With farmland prices falling for the first time in almost 30 years, credit conditions are weakening dramatically and the Kansas City Fed warns that persistently low crop prices and high input costs reduced profit margins and increased concerns about future loan repayment capacity, and JPMorgan concludes, the industry is currently in dire straits with the potential for a liquidity crunch for farmers into 2016.
Not so long ago, US farmland – whose prices were until recently rising exponentially – was considered by many to be the next asset bubble. Then, almost overnight, the fairy-tale ended, and as reported in February, US farmland saw its first price drop since 1986.
Looking ahead, very few bankers expect price appreciation and more than a quarter of survey respondents expect cropland values to decline further in the next three months.
And now, The Kansas City Fed warns that Agricultural credit conditions are worsening rapidly.

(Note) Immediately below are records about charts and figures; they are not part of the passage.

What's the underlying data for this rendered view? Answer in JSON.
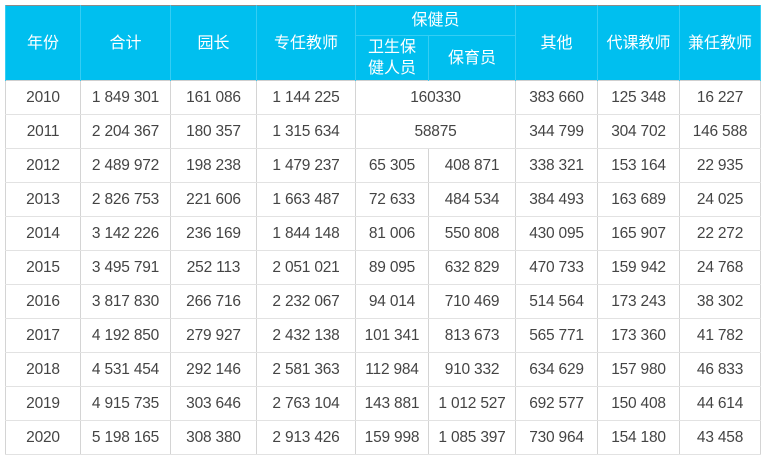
{
  "table": {
    "headers": {
      "year": "年份",
      "total": "合计",
      "principal": "园长",
      "fulltime_teacher": "专任教师",
      "health_staff": "保健员",
      "health_staff_sub": [
        "卫生保健人员",
        "保育员"
      ],
      "other": "其他",
      "substitute_teacher": "代课教师",
      "parttime_teacher": "兼任教师"
    },
    "header_color": "#00bfef",
    "rows": [
      [
        "2010",
        "1 849 301",
        "161 086",
        "1 144 225",
        "160330",
        null,
        "383 660",
        "125 348",
        "16 227"
      ],
      [
        "2011",
        "2 204 367",
        "180 357",
        "1 315 634",
        "58875",
        null,
        "344 799",
        "304 702",
        "146 588"
      ],
      [
        "2012",
        "2 489 972",
        "198 238",
        "1 479 237",
        "65 305",
        "408 871",
        "338 321",
        "153 164",
        "22 935"
      ],
      [
        "2013",
        "2 826 753",
        "221 606",
        "1 663 487",
        "72 633",
        "484 534",
        "384 493",
        "163 689",
        "24 025"
      ],
      [
        "2014",
        "3 142 226",
        "236 169",
        "1 844 148",
        "81 006",
        "550 808",
        "430 095",
        "165 907",
        "22 272"
      ],
      [
        "2015",
        "3 495 791",
        "252 113",
        "2 051 021",
        "89 095",
        "632 829",
        "470 733",
        "159 942",
        "24 768"
      ],
      [
        "2016",
        "3 817 830",
        "266 716",
        "2 232 067",
        "94 014",
        "710 469",
        "514 564",
        "173 243",
        "38 302"
      ],
      [
        "2017",
        "4 192 850",
        "279 927",
        "2 432 138",
        "101 341",
        "813 673",
        "565 771",
        "173 360",
        "41 782"
      ],
      [
        "2018",
        "4 531 454",
        "292 146",
        "2 581 363",
        "112 984",
        "910 332",
        "634 629",
        "157 980",
        "46 833"
      ],
      [
        "2019",
        "4 915 735",
        "303 646",
        "2 763 104",
        "143 881",
        "1 012 527",
        "692 577",
        "150 408",
        "44 614"
      ],
      [
        "2020",
        "5 198 165",
        "308 380",
        "2 913 426",
        "159 998",
        "1 085 397",
        "730 964",
        "154 180",
        "43 458"
      ]
    ]
  }
}
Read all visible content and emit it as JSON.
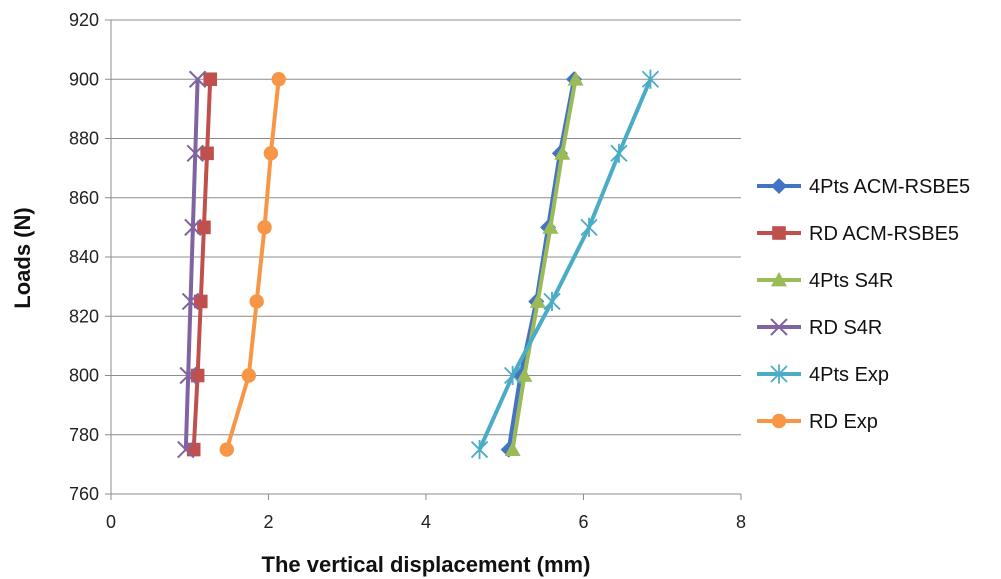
{
  "chart_data": {
    "type": "line",
    "title": "",
    "xlabel": "The vertical displacement (mm)",
    "ylabel": "Loads (N)",
    "xlim": [
      0,
      8
    ],
    "ylim": [
      760,
      920
    ],
    "xticks": [
      0,
      2,
      4,
      6,
      8
    ],
    "yticks": [
      760,
      780,
      800,
      820,
      840,
      860,
      880,
      900,
      920
    ],
    "grid": "horizontal",
    "legend_position": "right",
    "series": [
      {
        "name": "4Pts ACM-RSBE5",
        "color": "#4472c4",
        "marker": "diamond",
        "points": [
          [
            5.05,
            775
          ],
          [
            5.2,
            800
          ],
          [
            5.4,
            825
          ],
          [
            5.55,
            850
          ],
          [
            5.7,
            875
          ],
          [
            5.88,
            900
          ]
        ]
      },
      {
        "name": "RD ACM-RSBE5",
        "color": "#c0504d",
        "marker": "square",
        "points": [
          [
            1.05,
            775
          ],
          [
            1.1,
            800
          ],
          [
            1.14,
            825
          ],
          [
            1.18,
            850
          ],
          [
            1.22,
            875
          ],
          [
            1.26,
            900
          ]
        ]
      },
      {
        "name": "4Pts S4R",
        "color": "#9bbb59",
        "marker": "triangle",
        "points": [
          [
            5.1,
            775
          ],
          [
            5.25,
            800
          ],
          [
            5.42,
            825
          ],
          [
            5.58,
            850
          ],
          [
            5.73,
            875
          ],
          [
            5.9,
            900
          ]
        ]
      },
      {
        "name": "RD S4R",
        "color": "#8064a2",
        "marker": "x",
        "points": [
          [
            0.95,
            775
          ],
          [
            0.98,
            800
          ],
          [
            1.01,
            825
          ],
          [
            1.04,
            850
          ],
          [
            1.07,
            875
          ],
          [
            1.1,
            900
          ]
        ]
      },
      {
        "name": "4Pts Exp",
        "color": "#4bacc6",
        "marker": "asterisk",
        "points": [
          [
            4.68,
            775
          ],
          [
            5.1,
            800
          ],
          [
            5.6,
            825
          ],
          [
            6.07,
            850
          ],
          [
            6.45,
            875
          ],
          [
            6.85,
            900
          ]
        ]
      },
      {
        "name": "RD Exp",
        "color": "#f79646",
        "marker": "circle",
        "points": [
          [
            1.47,
            775
          ],
          [
            1.75,
            800
          ],
          [
            1.85,
            825
          ],
          [
            1.95,
            850
          ],
          [
            2.03,
            875
          ],
          [
            2.13,
            900
          ]
        ]
      }
    ]
  }
}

Credit conditions in the Federal Reserve’s Tenth District weakened as farm income declined further in the first quarter of 2015.
Persistently low crop prices and high input costs reduced profit margins and increased concerns about future loan repayment capacity.
Funds were available to meet historically high loan demand, but loan repayment rates dropped considerably.
Although profit margins in the livestock industry have remained stable, most bankers do not expect farm income or credit conditions to improve in the next three months.
On a more regional level, farm income declined in all District states except Oklahoma.
In Oklahoma, farm income has steadily improved over the last three years due to revenue from mineral rights and cattle production but remained unchanged in the first quarter of 2015
Strains on the farm economy have begun to affect the overall economic outlook in some states.
Through 2014, growth in per capita personal income was notably smaller in states most heavily concentrated in crop production.
Ninety-four percent of survey respondents expect farm income to remain the same or decline further in the next three months.
Additional declines in farm income could continue to create economic challenges in states heavily dependent on crops.
Loan Demand is surging… (to replace income’s collapse or roll old debt)
The continued decline in farm income boosted demand for new loans as well as renewals and extensions on existing loans.
During years of historically high farm income, some farmers were able to self-finance.